CLUB DOGO – "Non siamo più quelli di Mi Fist" (recensione)
La pubblicazione del nuovo video dei Club Dogo, estratto dal brano “Sai zio”, ci offre il pretesto per riascoltare il disco e trarne qualche valutazione, a due mesi effettivi dalla sua uscita. Nel frattempo “Non siamo più quelli di Mi Fist” ha venduto più di 25’000 copie, certificandosi disco d’oro, e i suoi video raggiungono mediamente il milione di views, col clamoroso picco di “Fragili”, cliccato 6 milioni di volte. Insomma, un successo quanto meno numerico.
In una intervista di qualche mese fa, i Club Dogo spiegavano che “ogni nostro disco riflette un’epoca”, che per “Non siamo più quelli di Mi Fist” è quella di dischi piuttosto rapidi ed interscambiabili, che sollevano le maggiori attenzioni nei giorni strettamente connessi alla fatidica data; ma anche il risultato di venti lunghi anni di berlusconismo, di disimpegno mentale ed esasperante esibizionismo– retaggi di un mondo che ha fatto propria l’egemonia liberale e ha totalmente rivoltato le proprie priorità. E i Club Dogo più che riflettere quest’epoca, ne sembrano al contempo vittime e carnefici: “non posso aiutarti, sai che c’è, se ho 900’000 follower più di te”, sbotta Guè, che però riconosce pure che nel mondo ci siano belle tipe “che farebbero di tutto per dei follower in più” – dall’alto di produzioni artistiche che hanno spesso decantato lusso sfrenato e valori materiali, in una competizione vinta in partenza con chi non ha avuto talento e fortuna per raggiungerli – “per vivere alla grande ci vuole il grano, mica quei quattro soldi che fate col micro in mano”. Ad ogni modo, il lusso non ha solo accezioni positive, e “Soldi” ne è esempio lampante: il brano più americano di NSPQDMF lascia un retrogusto amaro, ma francamente poco convincente al pari dell’invettiva anti-kasta ed anti-politica di “Siamo nati qua”.
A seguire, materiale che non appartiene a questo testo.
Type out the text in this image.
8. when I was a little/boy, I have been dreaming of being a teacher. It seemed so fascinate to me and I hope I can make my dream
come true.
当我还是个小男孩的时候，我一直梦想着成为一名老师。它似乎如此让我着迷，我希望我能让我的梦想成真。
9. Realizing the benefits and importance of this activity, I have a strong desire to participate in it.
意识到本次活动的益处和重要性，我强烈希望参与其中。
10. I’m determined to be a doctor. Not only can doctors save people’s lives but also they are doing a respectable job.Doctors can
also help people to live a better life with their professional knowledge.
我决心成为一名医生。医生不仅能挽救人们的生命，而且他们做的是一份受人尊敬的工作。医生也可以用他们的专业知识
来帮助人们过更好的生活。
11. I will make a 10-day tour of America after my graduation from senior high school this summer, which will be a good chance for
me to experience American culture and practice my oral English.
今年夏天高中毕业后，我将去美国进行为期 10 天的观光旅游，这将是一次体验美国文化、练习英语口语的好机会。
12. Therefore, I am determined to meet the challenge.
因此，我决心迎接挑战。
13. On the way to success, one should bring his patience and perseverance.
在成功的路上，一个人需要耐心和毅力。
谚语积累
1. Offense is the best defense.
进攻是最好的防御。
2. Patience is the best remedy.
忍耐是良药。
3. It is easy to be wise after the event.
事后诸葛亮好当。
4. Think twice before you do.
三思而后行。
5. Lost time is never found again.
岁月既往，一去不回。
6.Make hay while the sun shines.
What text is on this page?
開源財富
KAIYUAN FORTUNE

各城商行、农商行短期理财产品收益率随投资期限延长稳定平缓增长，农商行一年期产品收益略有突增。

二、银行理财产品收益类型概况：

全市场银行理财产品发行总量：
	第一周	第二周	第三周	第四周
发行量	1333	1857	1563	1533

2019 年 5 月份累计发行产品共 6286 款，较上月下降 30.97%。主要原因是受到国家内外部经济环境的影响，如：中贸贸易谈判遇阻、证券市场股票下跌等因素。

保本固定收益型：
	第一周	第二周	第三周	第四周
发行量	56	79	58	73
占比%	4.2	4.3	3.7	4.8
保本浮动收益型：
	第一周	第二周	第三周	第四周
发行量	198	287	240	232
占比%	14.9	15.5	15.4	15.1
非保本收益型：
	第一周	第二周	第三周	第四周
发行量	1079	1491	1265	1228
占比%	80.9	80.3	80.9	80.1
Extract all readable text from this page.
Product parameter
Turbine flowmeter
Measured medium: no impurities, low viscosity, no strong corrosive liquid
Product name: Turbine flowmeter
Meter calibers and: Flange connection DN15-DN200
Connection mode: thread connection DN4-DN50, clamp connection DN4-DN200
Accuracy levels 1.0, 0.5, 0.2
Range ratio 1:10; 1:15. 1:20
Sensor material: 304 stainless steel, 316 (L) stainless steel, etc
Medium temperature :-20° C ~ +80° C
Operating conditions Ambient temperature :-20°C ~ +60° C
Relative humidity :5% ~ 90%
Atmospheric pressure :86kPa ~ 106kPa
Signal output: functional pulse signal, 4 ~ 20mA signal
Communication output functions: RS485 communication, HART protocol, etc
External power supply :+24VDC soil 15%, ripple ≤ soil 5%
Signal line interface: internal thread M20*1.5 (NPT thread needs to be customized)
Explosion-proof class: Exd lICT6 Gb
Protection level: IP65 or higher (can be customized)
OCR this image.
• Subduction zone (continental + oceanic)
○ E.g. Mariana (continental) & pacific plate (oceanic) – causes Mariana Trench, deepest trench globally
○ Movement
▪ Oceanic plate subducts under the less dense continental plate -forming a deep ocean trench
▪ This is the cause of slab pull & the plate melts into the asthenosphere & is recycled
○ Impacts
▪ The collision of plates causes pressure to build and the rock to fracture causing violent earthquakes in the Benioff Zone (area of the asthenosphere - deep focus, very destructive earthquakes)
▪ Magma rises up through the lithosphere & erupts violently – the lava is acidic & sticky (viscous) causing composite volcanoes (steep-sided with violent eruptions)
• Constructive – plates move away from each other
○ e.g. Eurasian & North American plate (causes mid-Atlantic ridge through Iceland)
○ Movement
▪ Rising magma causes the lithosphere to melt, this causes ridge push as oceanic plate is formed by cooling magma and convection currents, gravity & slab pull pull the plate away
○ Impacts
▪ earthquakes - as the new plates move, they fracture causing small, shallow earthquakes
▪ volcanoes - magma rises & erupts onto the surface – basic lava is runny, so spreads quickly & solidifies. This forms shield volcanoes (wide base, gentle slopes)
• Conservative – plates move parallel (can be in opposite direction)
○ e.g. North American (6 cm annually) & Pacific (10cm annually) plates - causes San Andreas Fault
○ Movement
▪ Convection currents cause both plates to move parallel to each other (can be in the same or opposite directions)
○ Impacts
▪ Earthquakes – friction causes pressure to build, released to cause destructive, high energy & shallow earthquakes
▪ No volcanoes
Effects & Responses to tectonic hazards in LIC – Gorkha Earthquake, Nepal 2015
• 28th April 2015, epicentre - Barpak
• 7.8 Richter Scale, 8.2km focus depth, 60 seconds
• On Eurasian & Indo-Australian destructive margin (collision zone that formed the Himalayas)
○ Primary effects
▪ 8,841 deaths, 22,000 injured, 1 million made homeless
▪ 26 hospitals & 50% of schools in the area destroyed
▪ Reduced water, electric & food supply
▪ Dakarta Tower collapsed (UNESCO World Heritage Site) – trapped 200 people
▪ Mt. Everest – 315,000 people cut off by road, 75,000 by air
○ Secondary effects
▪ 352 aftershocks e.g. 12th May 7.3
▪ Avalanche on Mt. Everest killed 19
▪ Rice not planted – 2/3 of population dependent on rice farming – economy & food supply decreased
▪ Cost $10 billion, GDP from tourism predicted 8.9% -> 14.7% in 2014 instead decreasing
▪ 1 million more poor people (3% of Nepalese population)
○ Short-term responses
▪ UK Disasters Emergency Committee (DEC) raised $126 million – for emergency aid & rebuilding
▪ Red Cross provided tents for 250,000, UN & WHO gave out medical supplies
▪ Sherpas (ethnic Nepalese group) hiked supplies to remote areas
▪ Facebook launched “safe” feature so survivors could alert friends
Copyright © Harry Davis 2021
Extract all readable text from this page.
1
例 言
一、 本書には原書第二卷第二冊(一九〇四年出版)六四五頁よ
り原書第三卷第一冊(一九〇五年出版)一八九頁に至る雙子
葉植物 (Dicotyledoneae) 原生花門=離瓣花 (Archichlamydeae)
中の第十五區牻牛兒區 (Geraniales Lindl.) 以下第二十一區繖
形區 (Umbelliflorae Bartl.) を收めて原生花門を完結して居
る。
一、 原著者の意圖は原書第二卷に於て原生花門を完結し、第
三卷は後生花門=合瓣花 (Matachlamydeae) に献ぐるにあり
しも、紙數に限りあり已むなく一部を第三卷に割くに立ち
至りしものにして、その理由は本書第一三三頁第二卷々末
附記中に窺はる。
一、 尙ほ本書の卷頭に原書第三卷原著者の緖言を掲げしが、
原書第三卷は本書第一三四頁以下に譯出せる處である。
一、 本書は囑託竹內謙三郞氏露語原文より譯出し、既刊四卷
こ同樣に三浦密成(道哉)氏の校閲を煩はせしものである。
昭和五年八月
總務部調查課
Stilisticamente Don Joe, Guè Pequeno e Jake la Furia ripropongono un quadro collaudato, pungolato da costanti novità: l’autotune ormai completamente sdoganato, un respiro internazionale che si riflette nel mixaggio innanzitutto, ma anche nel suono di Joe e nelle delivery di Guè e Jake, che hanno recepito e dato impronta propria alle declinazioni moderne del rap americano. La tracklist, piuttosto eterogenea, è chiaro emblema di ciò che i Club Dogo sono oggi: non è un caso che la canzone di “rivalsa” – la reazione che si attenderebbe da un titolo del genere – non ne è parte integrante, ma funge da epilogo. Al netto di questo brano, “Dieci anni fa”, una bomba al pari della stessa “Soldi” e di “Sayonara”, NSPQDMF scivola via tra pezzi della quotidianità cui ci hanno abituato, un po’ vuoti e spesso già sentiti, e tentativi coraggiosi come “Lisa” e la già citata “Siamo nati qua”, che non rifuggono affatto facili populismi.
Don Joe, abilmente coadiuvato da un pro della post-produzione come “Demo” Castellon, si conferma a standard elevati – seppure pare manchi una hit vera e propria, una di quelle per intenderci dei suoi allievi 2nd Roof nelle produzioni per Maruego. Guè e Jake hanno incamerato molto dell’hip hop americano degli ultimi anni, e il classic rap non vive nemmeno più tra le citazioni: in questo disco, Zucchero ed Eros Ramazzotti, mai la golden age rap. Insomma, ogni disco dei Club Dogo, nonostante le innovazioni evidenti ed una ricerca stilistica proficua, è spesso molto simile a come effettivamente ce lo aspetteremmo e “Non siamo più quelli di Mi Fist” non ci risparmia questa impietosa sensazione.